Den Titel der Euro Moto Supersport werden wohl Dirk Geiger (Yamaha) und Daniel Blin (Ducati) beim Finale unter sich ausmachen. Mit Lennox Lehman als Geigers Edehelfer.
In beiden Supersport-Rennen des vorletzten Euro Moto-Wochenendes durfte der Yamaha-Pilot vom Team Apreco von der Pole-Position starten und er verwandelte beide Rennen in jeweils weitere 25 Punkte, was ihn für das Finale auf dem Hockenheimring in eine komfortable Ausgangslage brachte. «Das Qualifying war ein bisschen schwierig für mich», verriet er allerdings noch kurz vor dem Start. «Ich hatte Probleme, alles zusammenzubekommen. Auch generell die Pace zu halten. Von dem her erwarte ich im Rennen noch ein bisschen mehr, die 1.25 muss ich noch knacken. Wie immer ‚all in‘.»
Im ersten Rennen hatten zu Beginn noch Geigers Teamkollege Lennox Lehmann und der Pole Daniel Blin, Geigers schärfster Konkurrent beim Wettlauf um den Titel, ein wenig Druck ausgeübt. Doch am Ende konnte Geiger den Kollegen Blin knapp zwei Sekunden hinter sich lassen und machte so den ersten Sieg des Wochenendes perfekt. Doch mit Selbstkritik sparte der Sieger im Anschluss dennoch nicht.
Sie hätte kommen müssen.Dirk Geiger
«Am Anfang war ich ein bisschen lost», beschrieb Geiger seine Gefühlswelt. «Ich wusste nicht wirklich, was abgeht und was ich da mache. Ab Mitte des Rennens bin ich dann wieder aufgewacht und konnte ein bisschen schneller fahren. Irgendwie war heute nicht so mein Tag. Besser für Sonntag, wir schauen uns das jetzt mal noch an. Trotzdem ein riesen Dankeschön an mein Team, das Motorrad stand perfekt da. Ich habe es dann im Rennen enger gemacht als nötig gewesen wäre. Aber ich hab’s dann doch noch geschafft und Glückwunsch an Daniel Blin, der hat mir echt Feuer unterm Arsch gemacht.»
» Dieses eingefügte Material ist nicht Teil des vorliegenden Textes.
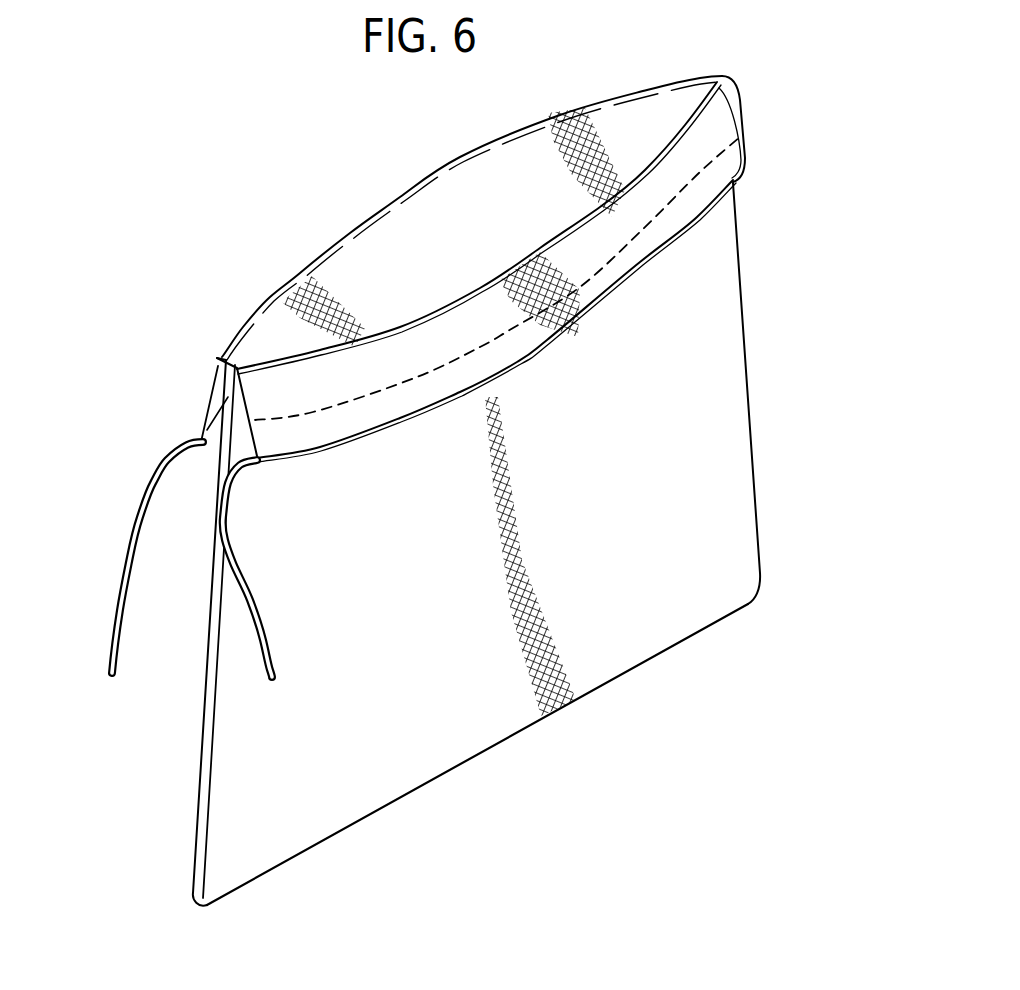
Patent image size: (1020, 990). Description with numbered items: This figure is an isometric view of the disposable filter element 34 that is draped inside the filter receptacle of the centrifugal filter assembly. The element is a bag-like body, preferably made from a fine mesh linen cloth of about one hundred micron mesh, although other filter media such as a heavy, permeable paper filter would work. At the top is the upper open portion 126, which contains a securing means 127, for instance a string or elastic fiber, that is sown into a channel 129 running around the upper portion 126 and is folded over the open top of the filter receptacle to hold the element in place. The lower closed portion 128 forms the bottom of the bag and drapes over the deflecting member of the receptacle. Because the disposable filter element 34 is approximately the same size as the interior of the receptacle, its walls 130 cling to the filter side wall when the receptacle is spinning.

The disposable filter element 34 is at (308, 235).
The upper open portion 126 is at (634, 96).
The securing means 127 is at (140, 527).
The lower closed portion 128 is at (428, 786).
The channel 129 is at (698, 197).
The walls 130 is at (695, 488).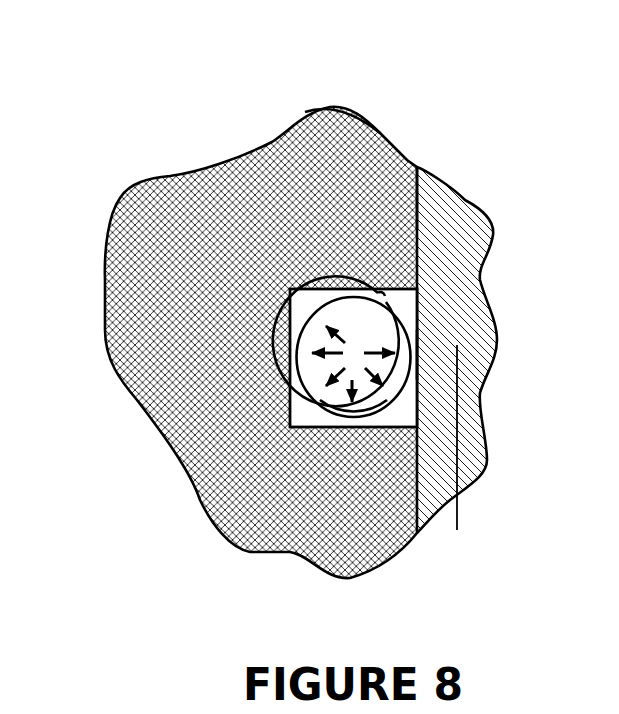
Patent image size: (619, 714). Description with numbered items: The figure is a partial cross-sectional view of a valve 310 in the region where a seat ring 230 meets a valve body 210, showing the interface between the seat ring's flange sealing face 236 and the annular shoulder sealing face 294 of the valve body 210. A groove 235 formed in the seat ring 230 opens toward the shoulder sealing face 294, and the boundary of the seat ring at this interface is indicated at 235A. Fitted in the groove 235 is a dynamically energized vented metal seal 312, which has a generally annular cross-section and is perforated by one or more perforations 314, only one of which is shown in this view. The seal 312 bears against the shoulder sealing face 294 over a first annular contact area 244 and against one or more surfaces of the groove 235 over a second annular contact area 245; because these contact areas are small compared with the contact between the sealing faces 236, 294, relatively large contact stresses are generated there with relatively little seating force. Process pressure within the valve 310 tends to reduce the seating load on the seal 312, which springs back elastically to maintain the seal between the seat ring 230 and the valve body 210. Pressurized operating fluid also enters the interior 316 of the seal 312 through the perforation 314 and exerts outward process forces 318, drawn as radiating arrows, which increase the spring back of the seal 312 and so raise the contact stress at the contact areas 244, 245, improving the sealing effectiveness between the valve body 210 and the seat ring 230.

Im zweiten Rennen ließ Geiger von Beginn an Fakten sprechen und machte sich schnell aus dem Staub. In der letzten Runde presste sich noch sein Teamkollege Lennox Lehmann an Blin vorbei und verschaffte Geiger auf die Tour noch vier extra Punkte im Titelkampf gegen Blin. Einziges Haar in Geigers Siegersuppe, aus der 1.25er Zeit wurde nichts. «Sie hätte kommen müssen», so seine klare Ansage, «zwei Mal knapp dran, das nervt ich. Aber das Team hat mir das perfekte Bike dahingestellt. Das Rennen lief einwandfrei. Guten Start gehabt und die ersten Runden konnte ich puschen.»
Neben den obligatorischen Danksagungen ans Team und Yamaha Deutschland schickte Dirk Geiger noch Grüße an seinen Superbike-Teamkollegen Twan Smits. «Jetzt noch alles Gute für Twin in seinem Rennen und wir rocken das Ding.» Smits nahm sich die Ansage zu Herzen und machte nach Geigers Supersport-Doppelsieg das Wochenende mit seinem Superbike-Doppel in der Tat perfekt.